Men like me suffer in silence at the abuse of almond shaped nails,
fire engine lipstick and waist length hair;
Wondering, if we count when you beg to believe victims.
Men like me stare in shame at the empty space between our legs,
Praying against another morning of stained bedsheets,
An intrusive, aching womb.
Men like me were not designed for this world.
We were born to be statistics,
A number in an article that you’ll never read.

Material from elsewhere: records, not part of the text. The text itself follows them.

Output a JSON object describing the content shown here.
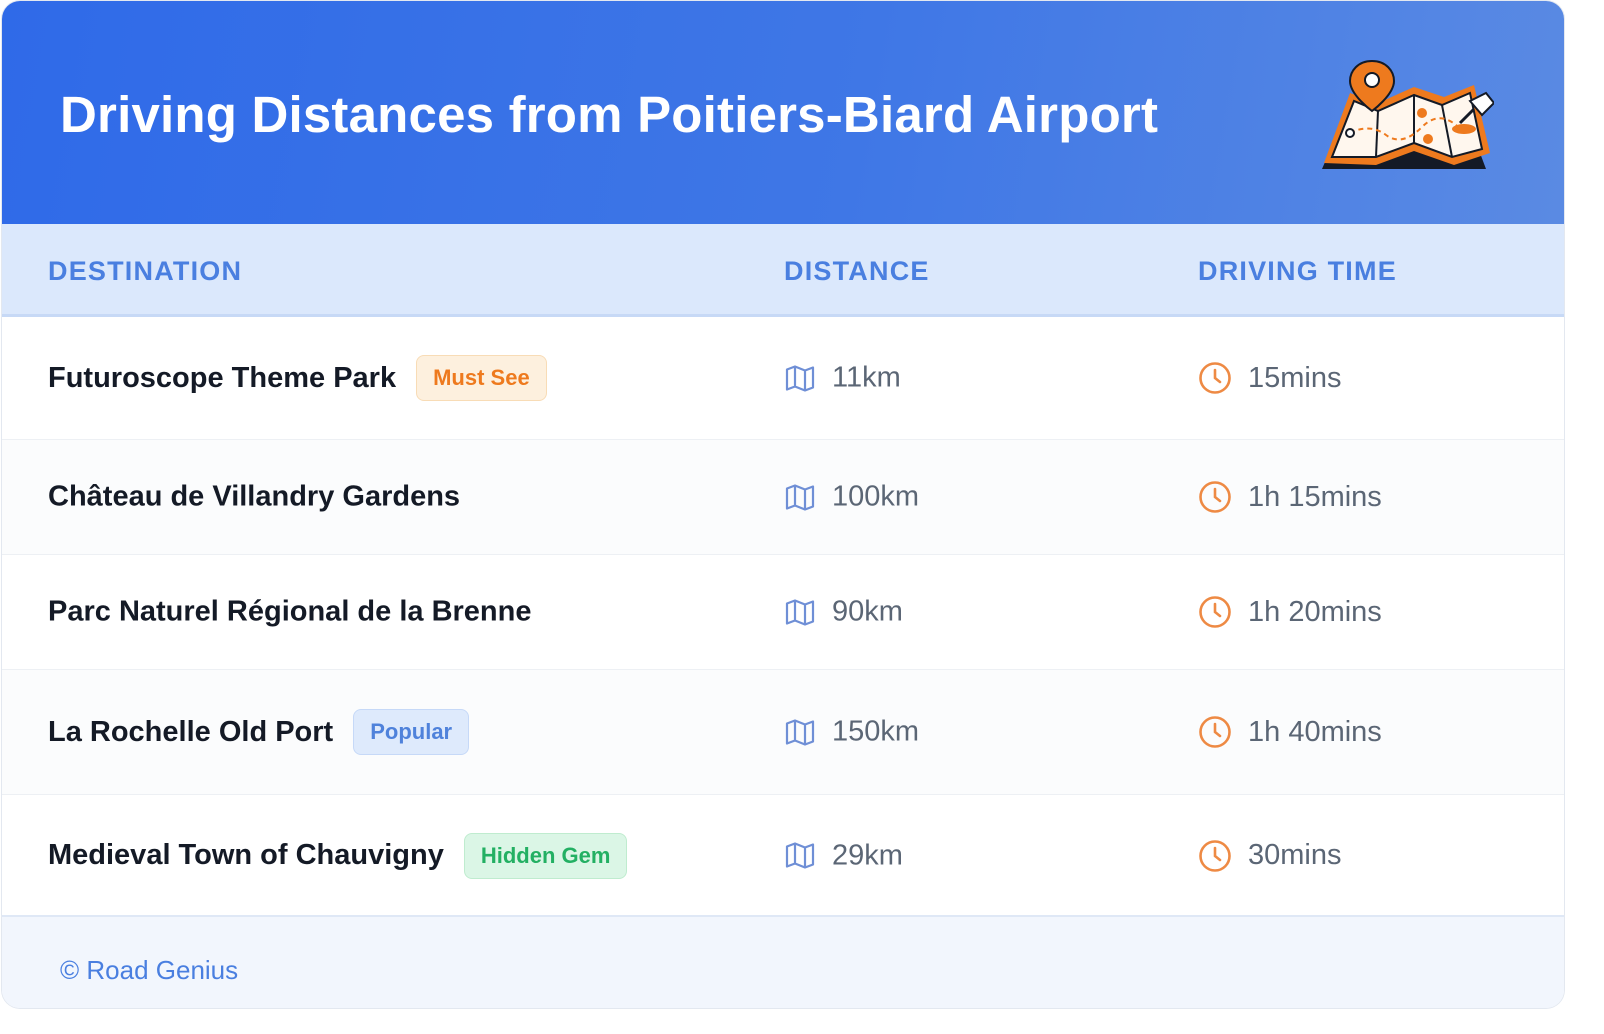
{
  "header": {
    "title": "Driving Distances from Poitiers-Biard Airport",
    "illustration_icon": "map-with-pins-illustration"
  },
  "table": {
    "columns": [
      "DESTINATION",
      "DISTANCE",
      "DRIVING TIME"
    ],
    "distance_icon": "map-icon",
    "time_icon": "clock-icon",
    "rows": [
      {
        "destination": "Futuroscope Theme Park",
        "badge": "Must See",
        "badge_color": "#ee7a1e",
        "distance": "11km",
        "time": "15mins"
      },
      {
        "destination": "Château de Villandry Gardens",
        "badge": "",
        "distance": "100km",
        "time": "1h 15mins"
      },
      {
        "destination": "Parc Naturel Régional de la Brenne",
        "badge": "",
        "distance": "90km",
        "time": "1h 20mins"
      },
      {
        "destination": "La Rochelle Old Port",
        "badge": "Popular",
        "badge_color": "#4f82db",
        "distance": "150km",
        "time": "1h 40mins"
      },
      {
        "destination": "Medieval Town of Chauvigny",
        "badge": "Hidden Gem",
        "badge_color": "#23b063",
        "distance": "29km",
        "time": "30mins"
      }
    ]
  },
  "footer": {
    "text": "© Road Genius"
  },
  "colors": {
    "header_bg": "#2f6ae8",
    "accent": "#4a7fe0",
    "clock": "#ee8a44"
  }
}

When you say you will fight for trans lives,
Does that include men like me?
Anatomy of a Dying Memory
I sit here and remember;
Thinking that you have probably already forgotten.
I can feel the rough cotton sheet,
Your breath tickling my neck.
The window cracked open, letting the damp fall air creep into our bed,
If I move just so, I can shut it without waking you.
Leg to hip,
Head to heart;
Let sleeping boys lie.
I remember, don’t you?
She probably tastes better than I do;
Free of nicotine and whiskey.
I bet she doesn’t raise her voice or try to argue with you
Even when she knows she’s right.
You most likely see her imperfections as something endearing,
And when you get that faint stinging in your chest
Maybe from the loss of something long ago,
You pull that rough cotton sheet over your bodies;
Leg to hip,
Head to heart.
You forget why it was that you felt pained at all.
I sit here and try to be happy
While you probably just are
I mourn you more than I mourn the others.
You don’t deserve my kindness or my forgiveness but we know I would eagerly give you both.
I could never stay mad at you.
You always felt like home to me.
You were hot summer nights with cold Tecate beers and lowrider oldies.
Broken Spanish and made up slang, wiping the sweat from my cheeks.
The shrill scream of the BART trains running past your bedroom, covering the sound of furious hands and wet skin.
You were the sun peeking through the curtains, falling across our bodies, tired from the night before, refusing to open our eyes and meet the day.
If we kept them closed long enough, maybe we’d fool even ourselves.
Sometimes, when it’s hot and I can’t sleep, I think of those nights.
My body still lights on fire at the mention of you.
I remember the way you would kiss me; the feeling of your hands on my face.
Would you still kiss me the same way now?
Would you care about the stubble on my cheeks scratching at your palms?
When the scars across my chest ache, I wonder if it’s you they ache for.
Did you feel betrayed by my body? Or did you feel betrayed by me?
Years later, I still yearn for closure, for understanding.
You exist in washed out daydreams and in the fictional characters who love me back, but the painful reality lingers.
You were buried long ago.
Our plots carefully placed together; you tried so hard to drag me back in but I told you I was afraid of the dark.
The closet is a lonely place to die and while I said I loved you, I never agreed to die with you.